15(1.01) Nonobstant le paragraphe (1), un juge qui n’a pas droit au versement d’une pension non réduite en vertu du paragraphe (1) seulement parce qu’il n’a pas exercé ses fonctions pendant au moins vingt-cinq ans, ou n’a pas atteint l’âge de soixante-cinq ans, peut choisir de prendre sa retraite et recevoir le versement d’une pension réduite commençant le jour auquel il prend sa retraite, dont le montant est celui qui lui aurait été payable en vertu du paragraphe (1) si une pension non réduite avait commencé à lui être versée lorsqu’il y aurait eu droit en vertu de ce paragraphe, réduit de cinq douzièmes de un pour cent pour chaque mois civil compté à partir du mois civil suivant celui au cours duquel le juge a effectivement pris sa retraite, jusqu’au mois civil qui précède celui au cours duquel le juge aurait eu le droit de commencer à recevoir le versement d’une pension non réduite en vertu du paragraphe (1), inclusivement.

15(1.02) Le choix d’un droit à une pension différée en vertu de l’alinéa (1)b) ou b.1) ou le choix du versement d’une pension réduite en vertu du paragraphe (1.01) remplace tout autre choix ou versement en vertu du présent article et est irrévocable et un juge qui fait un tel choix n’a pas droit au versement de toute autre pension en vertu de la présente loi.

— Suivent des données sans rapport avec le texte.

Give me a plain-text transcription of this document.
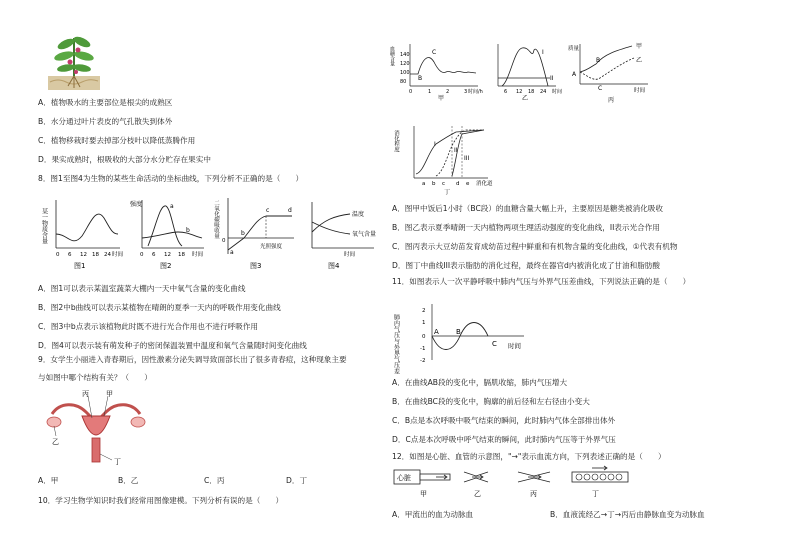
A．植物吸水的主要部位是根尖的成熟区
B．水分通过叶片表皮的气孔散失到体外
C．植物移栽时要去掉部分枝叶以降低蒸腾作用
D．果实成熟时，根吸收的大部分水分贮存在果实中
8．图1至图4为生物的某些生命活动的坐标曲线，下列分析不正确的是（　　）
某一物质含量
0 6 12 18 24 时间
图1
强度	a
b
0 6 12 18 时间
图2
二氧化碳吸收量	b
c	d
a
0
光照强度
图3
温度
氧气含量
时间
图4
A．图1可以表示某温室蔬菜大棚内一天中氧气含量的变化曲线
B．图2中b曲线可以表示某植物在晴朗的夏季一天内的呼吸作用变化曲线
C．图3中b点表示该植物此时既不进行光合作用也不进行呼吸作用
D．图4可以表示装有萌发种子的密闭保温装置中温度和氧气含量随时间变化曲线
9．女学生小丽进入青春期后，因性激素分泌失调导致面部长出了很多青春痘，这种现象主要
与如图中哪个结构有关？（　　）
丙 甲
乙
丁
A．甲	B．乙	C．丙	D．丁
10．学习生物学知识时我们经常用图像建模。下列分析有误的是（　　）
血糖含量 140
120
100
80
C
B
0	1	2	3 时间/h
甲
I
II
6 12 18 24 时间
乙
质量	甲
乙
A
B
C	时间
丙
消化程度	I
II
III
a b c d e 消化道
丁
A．图甲中饭后1小时（BC段）的血糖含量大幅上升，主要原因是糖类被消化吸收
B．图乙表示夏季晴朗一天内植物两项生理活动强度的变化曲线，II表示光合作用
C．图丙表示大豆幼苗发育成幼苗过程中鲜重和有机物含量的变化曲线，①代表有机物
D．图丁中曲线III表示脂肪的消化过程，最终在器官d内被消化成了甘油和脂肪酸
11．如图表示人一次平静呼吸中肺内气压与外界气压差曲线，下列说法正确的是（　　）
肺内气压与外界气压差
2
1
0
-1
-2
A B
C 时间
A．在曲线AB段的变化中，膈肌收缩，肺内气压增大
B．在曲线BC段的变化中，胸廓的前后径和左右径由小变大
C．B点是本次呼吸中吸气结束的瞬间，此时肺内气体全部排出体外
D．C点是本次呼吸中呼气结束的瞬间，此时肺内气压等于外界气压
12．如图是心脏、血管的示意图，"→"表示血流方向，下列表述正确的是（　　）
心脏
甲	乙	丙	丁
A．甲流出的血为动脉血	B．血液流经乙→丁→丙后由静脉血变为动脉血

(ii) au paragraphe (4), au passage qui suit l’alinéa d), par la suppression de «(1.1)» et son remplacement par «(1.01)»;

(iii) par l’abrogation du paragraphe (7);

(iv) par l’abrogation du paragraphe (8) et son remplacement par ce qui suit :

15(8) Nonobstant les paragraphes (1) et (1.01), les pensions payables en vertu de l’un quelconque de ces deux paragraphes doivent être intégrées au Régime de pensions du Canada conformément aux règlements.

d) par l’abrogation de l’article 17;

e) par l’abrogation de l’article 17.1;

f) à l’article 17.3

(i) par l’abrogation de l’alinéa (3)c) et son remplacement par ce qui suit :

c) relativement à la caisse de retraite en fiducie visée à l’article 17.1, telle qu’elle existait avant la date à laquelle la Loi sur la pension des juges de la Cour provinciale a reçu la sanction royale, ou à la Caisse visée à cette loi,

(ii) par l’abrogation du paragraphe (8) et son remplacement par ce qui suit :

17.3(8) La répartition des prestations en vertu du présent article est limitée par toutes restrictions imposées par la présente loi relativement au paiement de sommes d’argent sur la caisse de retraite en fiducie visée à l’article 17.1, telle qu’elle existait avant la date à laquelle la Loi sur la pension des juges de la Cour provinciale a reçu la sanction royale, ou sur la Caisse visée à cette loi.

g) par l’abrogation de l’alinéa 23(1)i).

PARTIE XI

ENTRÉE EN VIGUEUR

Entrée en vigueur

40 Les articles 1 et 2, les paragraphes 3(2) et (3) et 5(4), les articles 8 à 10, 13 à 21, 23 à 25, 27, 28 et 32 et les alinéas 36(1)a), d) et k) à n) de la présente loi sont réputés être entrés en vigueur le 1er avril 1998.